Another GP here.
12 hour day yesterday, mostly (>60%) speaking to people having mental health crises, yet still expected to deal with it all in 10 minute intervals. I was absolutely exhausted by 2pm, and then carried on for another 6 hours. I stopped when I could no longer focus on the computer screen, not because the work was done.
I'm lucky to have great colleagues, and I want to be able to provide a good service for our patients, but I've already burned out (in another, chronically understaffed, practice pre-pandemic), and I can feel myself sliding back into that feeling. I'm back to waking up at 4am every morning, worrying about what I've missed/ done wrong due to the overwhelming amount of work. We're all struggling with the ongoing tsunami of (appropriate) healthcare demand.
I am sick to death of hearing 'GPs aren't seeing anyone' (especially from hospital staff who should really bloody know better) when I'm making 150-200 clinical decisions per day (telephone, F2F, e-consults, non-routine prescription requests, abnormal blood results, other staff's queries). All the straightforward/routine stuff is dealt with by ANPs/Pharmacists/ Practice Nurses, so the cases I see are largely really complicated or potentially serious.
I would love to see more than the 40-50% F2F I'm currently seeing, as I find it much easier to clinically assess in person, but there simply isn't space in the building to socially distance with any more patients.

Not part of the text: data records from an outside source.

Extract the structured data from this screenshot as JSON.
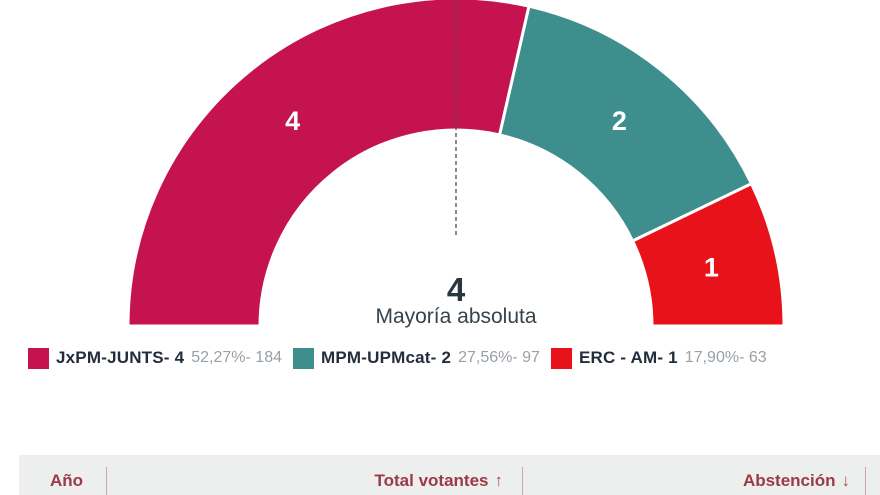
{
  "chart_data": {
    "type": "pie",
    "subtype": "semicircle-donut-seats",
    "total_seats": 7,
    "majority": {
      "value": "4",
      "label": "Mayoría absoluta"
    },
    "series": [
      {
        "name": "JxPM-JUNTS",
        "seats": 4,
        "percent": "52,27%",
        "votes": 184,
        "color": "#C4134F"
      },
      {
        "name": "MPM-UPMcat",
        "seats": 2,
        "percent": "27,56%",
        "votes": 97,
        "color": "#3E8E8E"
      },
      {
        "name": "ERC - AM",
        "seats": 1,
        "percent": "17,90%",
        "votes": 63,
        "color": "#E8121A"
      }
    ],
    "layout": {
      "arc_degrees": 180,
      "majority_line": "center-top-dashed",
      "legend_position": "bottom-left"
    }
  },
  "legend": {
    "items": [
      {
        "name": "JxPM-JUNTS- 4",
        "stat": "52,27%- 184",
        "color": "#C4134F"
      },
      {
        "name": "MPM-UPMcat- 2",
        "stat": "27,56%- 97",
        "color": "#3E8E8E"
      },
      {
        "name": "ERC - AM- 1",
        "stat": "17,90%- 63",
        "color": "#E8121A"
      }
    ]
  },
  "table": {
    "columns": [
      {
        "label": "Año",
        "sort_icon": ""
      },
      {
        "label": "Total votantes",
        "sort_icon": "↑"
      },
      {
        "label": "Abstención",
        "sort_icon": "↓"
      }
    ]
  },
  "colors": {
    "header_text": "#9B3A46",
    "header_bg": "#EDEFEE",
    "legend_name_text": "#232E3D",
    "legend_stat_text": "#99A0A6",
    "center_text": "#29363F"
  }
}
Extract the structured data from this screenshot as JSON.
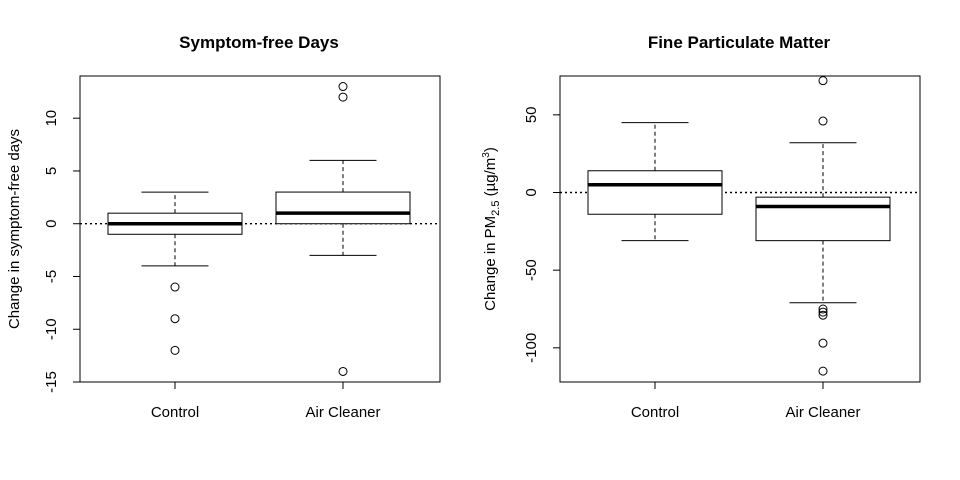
{
  "chart_data": [
    {
      "type": "boxplot",
      "title": "Symptom-free Days",
      "ylabel": "Change in symptom-free days",
      "xlabel": "",
      "categories": [
        "Control",
        "Air Cleaner"
      ],
      "ylim": [
        -15,
        14
      ],
      "yticks": [
        -15,
        -10,
        -5,
        0,
        5,
        10
      ],
      "reference_line": 0,
      "boxes": [
        {
          "name": "Control",
          "whisker_low": -4,
          "q1": -1,
          "median": 0,
          "q3": 1,
          "whisker_high": 3,
          "outliers": [
            -6,
            -9,
            -12
          ]
        },
        {
          "name": "Air Cleaner",
          "whisker_low": -3,
          "q1": 0,
          "median": 1,
          "q3": 3,
          "whisker_high": 6,
          "outliers": [
            13,
            12,
            -14
          ]
        }
      ]
    },
    {
      "type": "boxplot",
      "title": "Fine Particulate Matter",
      "ylabel": {
        "prefix": "Change in PM",
        "sub": "2.5",
        "mid": " (µg/m",
        "sup": "3",
        "suffix": ")"
      },
      "xlabel": "",
      "categories": [
        "Control",
        "Air Cleaner"
      ],
      "ylim": [
        -122,
        75
      ],
      "yticks": [
        -100,
        -50,
        0,
        50
      ],
      "reference_line": 0,
      "boxes": [
        {
          "name": "Control",
          "whisker_low": -31,
          "q1": -14,
          "median": 5,
          "q3": 14,
          "whisker_high": 45,
          "outliers": []
        },
        {
          "name": "Air Cleaner",
          "whisker_low": -71,
          "q1": -31,
          "median": -9,
          "q3": -3,
          "whisker_high": 32,
          "outliers": [
            72,
            46,
            -75,
            -77,
            -79,
            -97,
            -115
          ]
        }
      ]
    }
  ]
}
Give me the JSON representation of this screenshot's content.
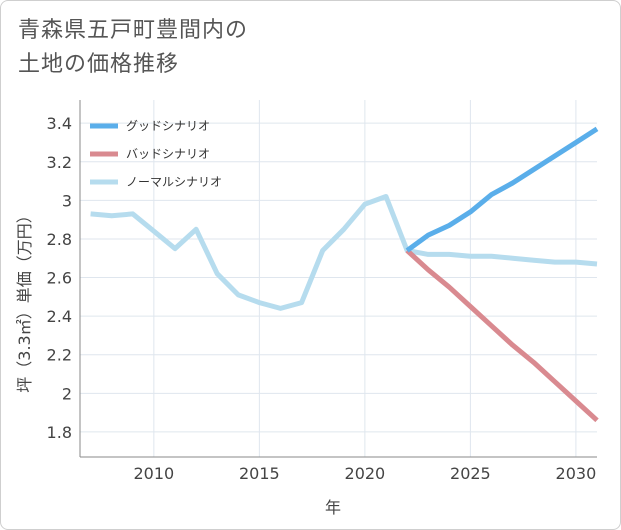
{
  "title": {
    "line1": "青森県五戸町豊間内の",
    "line2": "土地の価格推移"
  },
  "chart_data": {
    "type": "line",
    "xlabel": "年",
    "ylabel": "坪（3.3㎡）単価（万円）",
    "xlim": [
      2006.5,
      2031
    ],
    "ylim": [
      1.67,
      3.52
    ],
    "x_ticks": [
      2010,
      2015,
      2020,
      2025,
      2030
    ],
    "x_tick_labels": [
      "2010",
      "2015",
      "2020",
      "2025",
      "2030"
    ],
    "y_ticks": [
      1.8,
      2,
      2.2,
      2.4,
      2.6,
      2.8,
      3,
      3.2,
      3.4
    ],
    "y_tick_labels": [
      "1.8",
      "2",
      "2.2",
      "2.4",
      "2.6",
      "2.8",
      "3",
      "3.2",
      "3.4"
    ],
    "grid": true,
    "legend_position": "top-left",
    "series": [
      {
        "name": "グッドシナリオ",
        "color": "#5aaeea",
        "x": [
          2022,
          2023,
          2024,
          2025,
          2026,
          2027,
          2028,
          2029,
          2030,
          2031
        ],
        "values": [
          2.74,
          2.82,
          2.87,
          2.94,
          3.03,
          3.09,
          3.16,
          3.23,
          3.3,
          3.37
        ]
      },
      {
        "name": "バッドシナリオ",
        "color": "#d98a90",
        "x": [
          2022,
          2023,
          2024,
          2025,
          2026,
          2027,
          2028,
          2029,
          2030,
          2031
        ],
        "values": [
          2.74,
          2.64,
          2.55,
          2.45,
          2.35,
          2.25,
          2.16,
          2.06,
          1.96,
          1.86
        ]
      },
      {
        "name": "ノーマルシナリオ",
        "color": "#b6dcee",
        "x": [
          2007,
          2008,
          2009,
          2010,
          2011,
          2012,
          2013,
          2014,
          2015,
          2016,
          2017,
          2018,
          2019,
          2020,
          2021,
          2022,
          2023,
          2024,
          2025,
          2026,
          2027,
          2028,
          2029,
          2030,
          2031
        ],
        "values": [
          2.93,
          2.92,
          2.93,
          2.84,
          2.75,
          2.85,
          2.62,
          2.51,
          2.47,
          2.44,
          2.47,
          2.74,
          2.85,
          2.98,
          3.02,
          2.74,
          2.72,
          2.72,
          2.71,
          2.71,
          2.7,
          2.69,
          2.68,
          2.68,
          2.67
        ]
      }
    ]
  }
}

Our practice took 14,000 incoming calls in March '21. We have approximately 20,000 registered patients. There was a 4-6 hour call queue at some points. Many of these patients are genuinely very unwell, and waiting lists for everything, from surgery, to physio, to mental health services, are so long as to make referrals meaningless. On top of this, hospitals are pushing a lot of un-funded work into primary care, lots of 'can the GP please...' in the discharge or clinic letter, particularly when outpatient clinics are happening by phone. When we say that the workload in general practice is unmanageable, this is what we mean.
I also do shifts as a primary care Dr in a city centre A&E. It's very busy, but nowhere near as complex, or as clinically risky, as a GP day. When GPs direct people to A&E after a telephone call, it's because we simply cannot see all of them, so we have to manage the clinical risk as best we can, by sending in the people who are going to need intervention in order to find out the problem. Remember that we have no same day bloods/imaging, and it's very easy to say there wasn't much wrong with a patient once you've got normal bloods and XRs, and have observed them for a couple of hours. For every person that we send in, there are dozens more that we are dealing with in the community. People also often lie about having spoken to their GP, or exaggerate their symptoms on the phone so that they're dealt with quicker. We can't be held responsible for this.
General Practice has been underfunded, understaffed and haemorrhaging clinicians for over a decade now. We get the same money as A&E gets for two patient attendances, to provide unlimited access to a patient for a whole year. The average number of GP consultations (pre-pandemic) per person per year in England was 6. In our practice (deprived area) it was 7.5. That's actual consultations, so not counting all the background admin, prescribing, dealing with correspondence etc.
Anyway, I'm ranting now, so will stop. Suffice to say, the GP bashing from all sides is affecting morale in the face of overwhelming workload, and we will lose even more GPs before this is over.